After the war Otto was interned for two years before being tried as a war criminal at the Dachau trials. The troops out of their own uniform was the charge but it was countered by detailing Allied troops having done the same and the lack of proof that Skorzeny had ordered it. In mid 1948 he escaped from prison and hid in Bavaria for 18 months. He was photographed in the Champs Elysee in 1950 causing him to hurriedly move to Salzburg where he married the Countess Ilse Lüthje after a quick divorce from his little mentioned first wife. The Spanish then issued him with a stateless person’s passport and he moved to Madrid where he created a small engineering company.

In 1952 Skorzeny was sent to Egypt as a military advisor where he recruited former SS and Wehrmacht officers who were to train the Egyptian Army. Included in this number were some people with a very dubious history such as Leopold Gleim, former head of the Gestapo Department for Jewish Affairs in Poland. In addition to training the Army, Skorzeny also trained Arab volunteers in commando tactics for potential use against British troops in the Suez Canal zone. He also trained some Palestinian refugees including one Yasser Arafat and planned their raids into Israel.

There are also stories he went to Argentina and acted as an advisor to Juan Peron and was bodyguard for Eva Peron. The mind boggles about what he got up to as Eva’s bodyguard, he liked to put it about a bit. Then again, this may be complete fiction and just more favourable PR.

In the early sixties Otto was recruited by Mossad to help them discourage the German scientists who were working on the Egyptian missile program. Skorzeny never denounced Nazism and although he was not involved in the Final Solution it must have been galling to say the least for Mossad to have recruited him. His price was, among other things, a Tony Blair style “comfort letter” promising him immunity from prosecution. Perhaps he did have a few dark secrets in his past, the Israelis only went after those Nazis involved in the Final Solution. For example, Martin Bormann was supposed to be in South America for years after the war finished but he was never an Israeli target for that very reason.
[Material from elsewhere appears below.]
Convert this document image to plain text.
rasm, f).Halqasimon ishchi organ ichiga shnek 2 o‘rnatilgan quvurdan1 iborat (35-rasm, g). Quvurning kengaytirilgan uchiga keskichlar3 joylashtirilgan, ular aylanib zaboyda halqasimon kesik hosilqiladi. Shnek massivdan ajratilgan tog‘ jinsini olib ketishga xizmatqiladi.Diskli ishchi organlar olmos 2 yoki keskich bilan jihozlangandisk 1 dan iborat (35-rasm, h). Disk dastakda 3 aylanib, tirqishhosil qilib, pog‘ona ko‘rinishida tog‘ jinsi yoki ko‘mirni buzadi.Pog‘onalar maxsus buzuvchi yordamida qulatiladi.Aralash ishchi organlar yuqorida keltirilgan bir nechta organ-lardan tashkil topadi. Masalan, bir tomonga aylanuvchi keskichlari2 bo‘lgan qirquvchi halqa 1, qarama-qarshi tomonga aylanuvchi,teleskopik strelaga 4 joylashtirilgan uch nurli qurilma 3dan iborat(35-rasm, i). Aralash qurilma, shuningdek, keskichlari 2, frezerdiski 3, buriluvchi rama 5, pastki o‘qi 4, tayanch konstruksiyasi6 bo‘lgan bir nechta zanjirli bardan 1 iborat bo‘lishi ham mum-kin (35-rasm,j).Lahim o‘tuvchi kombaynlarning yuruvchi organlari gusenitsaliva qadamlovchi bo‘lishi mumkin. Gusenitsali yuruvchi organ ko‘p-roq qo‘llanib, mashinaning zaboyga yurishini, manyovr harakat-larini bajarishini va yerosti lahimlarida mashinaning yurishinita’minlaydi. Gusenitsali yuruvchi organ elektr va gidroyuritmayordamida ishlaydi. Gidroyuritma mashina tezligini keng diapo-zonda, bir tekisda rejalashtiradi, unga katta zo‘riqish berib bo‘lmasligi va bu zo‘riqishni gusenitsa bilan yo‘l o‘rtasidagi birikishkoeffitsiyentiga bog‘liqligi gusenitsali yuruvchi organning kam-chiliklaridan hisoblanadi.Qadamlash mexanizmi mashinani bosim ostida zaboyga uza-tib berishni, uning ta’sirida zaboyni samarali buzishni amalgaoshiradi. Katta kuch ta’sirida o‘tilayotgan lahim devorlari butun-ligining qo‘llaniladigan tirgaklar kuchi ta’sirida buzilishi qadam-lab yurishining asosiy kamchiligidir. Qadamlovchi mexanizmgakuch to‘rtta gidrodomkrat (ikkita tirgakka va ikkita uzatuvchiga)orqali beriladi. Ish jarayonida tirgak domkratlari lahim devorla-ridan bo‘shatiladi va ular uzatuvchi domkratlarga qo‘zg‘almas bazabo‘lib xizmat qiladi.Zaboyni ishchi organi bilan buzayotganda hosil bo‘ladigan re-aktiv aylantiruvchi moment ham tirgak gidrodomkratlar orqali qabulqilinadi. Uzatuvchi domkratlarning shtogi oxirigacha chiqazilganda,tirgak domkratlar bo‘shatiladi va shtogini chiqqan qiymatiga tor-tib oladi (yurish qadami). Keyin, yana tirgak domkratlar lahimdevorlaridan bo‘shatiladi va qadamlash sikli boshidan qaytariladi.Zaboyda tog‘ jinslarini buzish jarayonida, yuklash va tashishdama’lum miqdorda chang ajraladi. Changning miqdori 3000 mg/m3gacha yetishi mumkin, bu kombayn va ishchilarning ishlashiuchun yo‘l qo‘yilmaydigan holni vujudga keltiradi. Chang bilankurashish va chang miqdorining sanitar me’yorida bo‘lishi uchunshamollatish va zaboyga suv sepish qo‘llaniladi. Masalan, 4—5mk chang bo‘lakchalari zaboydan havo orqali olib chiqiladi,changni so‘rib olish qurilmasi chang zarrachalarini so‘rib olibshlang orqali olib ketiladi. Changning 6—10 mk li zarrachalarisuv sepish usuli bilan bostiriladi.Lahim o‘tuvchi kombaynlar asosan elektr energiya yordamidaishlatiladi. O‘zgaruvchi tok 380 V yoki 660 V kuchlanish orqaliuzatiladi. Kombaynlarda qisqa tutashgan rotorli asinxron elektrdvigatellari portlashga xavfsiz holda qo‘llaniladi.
On the 5th July 1975 Otto died in Madrid from lung cancer. His funeral was attended by many military veterans of the Third Reich, many of these gave the “Hitler salute” at the Skorzeny family plot in Vienna. During my time in Spain most German restaurants were “invitation only” on the 20th April when those wearing the “old jacket” used to get together and reminisce away from prying eyes. The restaurant owners may not have been veterans but many of their customers certainly were.

Was he really the most dangerous man in Europe? Probably not, he was a chancer who picked the winning side most of his life and hitched his wagon to it. His rise to fame was rather fortuitous, his personal military exploits were on the whole nothing special but he kept on getting the credit for other people’s work. At 6′ 4″, 18 stone and a highly visible scar on his face Otto was not someone who would go unnoticed. A lot of glad handing can go a long way. He longed for a fourth Reich but didn’t spot that the EEC/EU was the Trojan horse that would try to implement it. The third Reich people were wedded to the idea of expansion by military means rather than the financial methods used by the next manifestation of German hegemony.